I'll probably try that - I did a few experiments now I have HWInfo installed.
Curiosity got the better of me and I thought I'll see how far I can push the RAM frequency-wise first anyway. I got to 3866 with the same timings as 3600, then I got to 3933 with loosened by 1.
Bandwidth increased (though I realise when I've saved enough dual channel will give me much more performance but it's not an option right now). Only by 3866 voltage was automatically occasionally requested at .1.40V only on the detailed fabric on Cinebench then it would go back to 1.35V. This happened for milliseconds, twice in the render.
On 3933 I got regular 1.40V though it would still drop back, and the occasional 1.60 spike. Still - it passed memtest, I've been using the games which crashed at 3600 with tighter timings, I've ran compiles and everything is rock solid at that frequency.
I did try 4000MHz and loosening timings by 1 or even 2 again, but I got a black screen on post, however sometimes the HDD light would show for my boot drive and I'm just thinking as it's integrated graphics, the loose timings were just too loose for it to keep a display and it was probably functioning, and maybe even an actual graphics card would have resulted in a display. I think the absolute maximum on DRAM calculator was 4133 which was probably fairly accurate in that case, only 2 tweaks off that, and the latency increases won't make it worth it. I just wanted to see the magic number 4000 but... it wouldn't have gained anything over 3933 other than to show off and would have probably been the same or worse throughput.

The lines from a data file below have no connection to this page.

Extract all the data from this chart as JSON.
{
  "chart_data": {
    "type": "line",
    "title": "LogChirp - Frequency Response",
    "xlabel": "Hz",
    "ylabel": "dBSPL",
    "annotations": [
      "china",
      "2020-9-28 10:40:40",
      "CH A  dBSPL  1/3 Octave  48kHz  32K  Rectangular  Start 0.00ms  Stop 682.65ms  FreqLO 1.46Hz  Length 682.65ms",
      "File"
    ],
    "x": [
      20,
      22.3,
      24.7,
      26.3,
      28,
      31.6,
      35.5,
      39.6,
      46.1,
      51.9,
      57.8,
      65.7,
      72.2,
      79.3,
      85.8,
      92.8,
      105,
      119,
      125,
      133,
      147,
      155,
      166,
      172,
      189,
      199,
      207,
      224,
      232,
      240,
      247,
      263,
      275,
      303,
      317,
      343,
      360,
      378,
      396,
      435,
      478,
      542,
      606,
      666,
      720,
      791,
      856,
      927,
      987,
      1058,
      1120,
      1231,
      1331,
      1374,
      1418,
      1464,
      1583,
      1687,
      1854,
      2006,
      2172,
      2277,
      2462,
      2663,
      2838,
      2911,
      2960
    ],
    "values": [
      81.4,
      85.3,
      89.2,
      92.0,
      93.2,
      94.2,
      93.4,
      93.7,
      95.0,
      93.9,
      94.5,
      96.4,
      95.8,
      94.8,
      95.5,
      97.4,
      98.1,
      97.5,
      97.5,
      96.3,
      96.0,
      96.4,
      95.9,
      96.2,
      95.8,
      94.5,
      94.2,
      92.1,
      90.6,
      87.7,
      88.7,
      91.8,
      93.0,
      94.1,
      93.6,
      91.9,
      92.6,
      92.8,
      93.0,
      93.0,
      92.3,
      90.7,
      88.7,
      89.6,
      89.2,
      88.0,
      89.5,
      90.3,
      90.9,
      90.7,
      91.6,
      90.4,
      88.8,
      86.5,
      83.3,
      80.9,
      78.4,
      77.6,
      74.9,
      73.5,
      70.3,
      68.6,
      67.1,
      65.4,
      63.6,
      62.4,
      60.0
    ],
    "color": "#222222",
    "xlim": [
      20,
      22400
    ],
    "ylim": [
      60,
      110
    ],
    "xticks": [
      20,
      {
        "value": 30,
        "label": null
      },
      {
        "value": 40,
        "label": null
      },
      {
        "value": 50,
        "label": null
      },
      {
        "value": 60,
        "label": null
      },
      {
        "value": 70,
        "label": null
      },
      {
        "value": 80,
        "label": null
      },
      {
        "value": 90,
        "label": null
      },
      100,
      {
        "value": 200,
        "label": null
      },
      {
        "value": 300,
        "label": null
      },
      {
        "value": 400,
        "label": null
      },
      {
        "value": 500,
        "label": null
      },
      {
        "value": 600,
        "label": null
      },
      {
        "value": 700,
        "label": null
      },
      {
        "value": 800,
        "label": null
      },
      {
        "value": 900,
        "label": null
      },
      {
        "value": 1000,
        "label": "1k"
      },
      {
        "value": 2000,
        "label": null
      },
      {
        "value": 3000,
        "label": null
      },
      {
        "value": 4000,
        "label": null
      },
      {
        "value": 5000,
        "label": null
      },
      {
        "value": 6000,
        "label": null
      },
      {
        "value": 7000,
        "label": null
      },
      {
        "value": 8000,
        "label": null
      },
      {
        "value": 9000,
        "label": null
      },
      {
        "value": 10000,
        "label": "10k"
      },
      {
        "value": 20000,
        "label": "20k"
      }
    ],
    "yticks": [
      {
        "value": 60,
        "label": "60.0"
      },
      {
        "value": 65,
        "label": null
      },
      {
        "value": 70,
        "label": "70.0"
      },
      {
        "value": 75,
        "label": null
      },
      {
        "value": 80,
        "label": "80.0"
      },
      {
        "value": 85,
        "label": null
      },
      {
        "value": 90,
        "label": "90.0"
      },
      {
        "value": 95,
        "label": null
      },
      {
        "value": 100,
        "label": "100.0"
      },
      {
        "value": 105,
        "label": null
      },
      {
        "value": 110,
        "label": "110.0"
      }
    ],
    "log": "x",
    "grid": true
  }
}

Still.. after reading that F die RAM might not be good - a lot of those posts were from a year or two back, and maybe the process has been refined a bit as I wasn't expecting anything over 1 increase in frequency before instability.
Of interest to you will be the fact it is PC25600, 2400T downbin, so for it to reach these heights is probably actually an achievement.
I think the reason it has done so is that the chips don't use as much voltage generally. The motherboard has done a really good job on auto voltage, or the memory stick has done a really good job of only requesting what it needs.
I only have one question if I could've prevented a black screen (but system working by the sounds of it) by a SOC increase, as I've never increased it only the iGPU SOC. Maybe that would have given the memory controller a bit more but... I'm not going to bother with 4000 now, 3933 and a very stable overclock of RAM. Considering it is playing well with a +300MHz iGPU overclock and a PBO with no crashes - none, not the faintest data corruption yet. I realise longevity may be a sacrifice but, again with voltages being very good (I've seen posts where people have had to push 1.25 to the iGPU to get +300MHz or even +200Mhz), and with Core Optimisation enabled, I think I am very lucky overall. The only thing I haven't tried is LoadLine Calibration for the CPU to even out things, I've seen MSI boards like the number 4. I might give that a go next before anything else.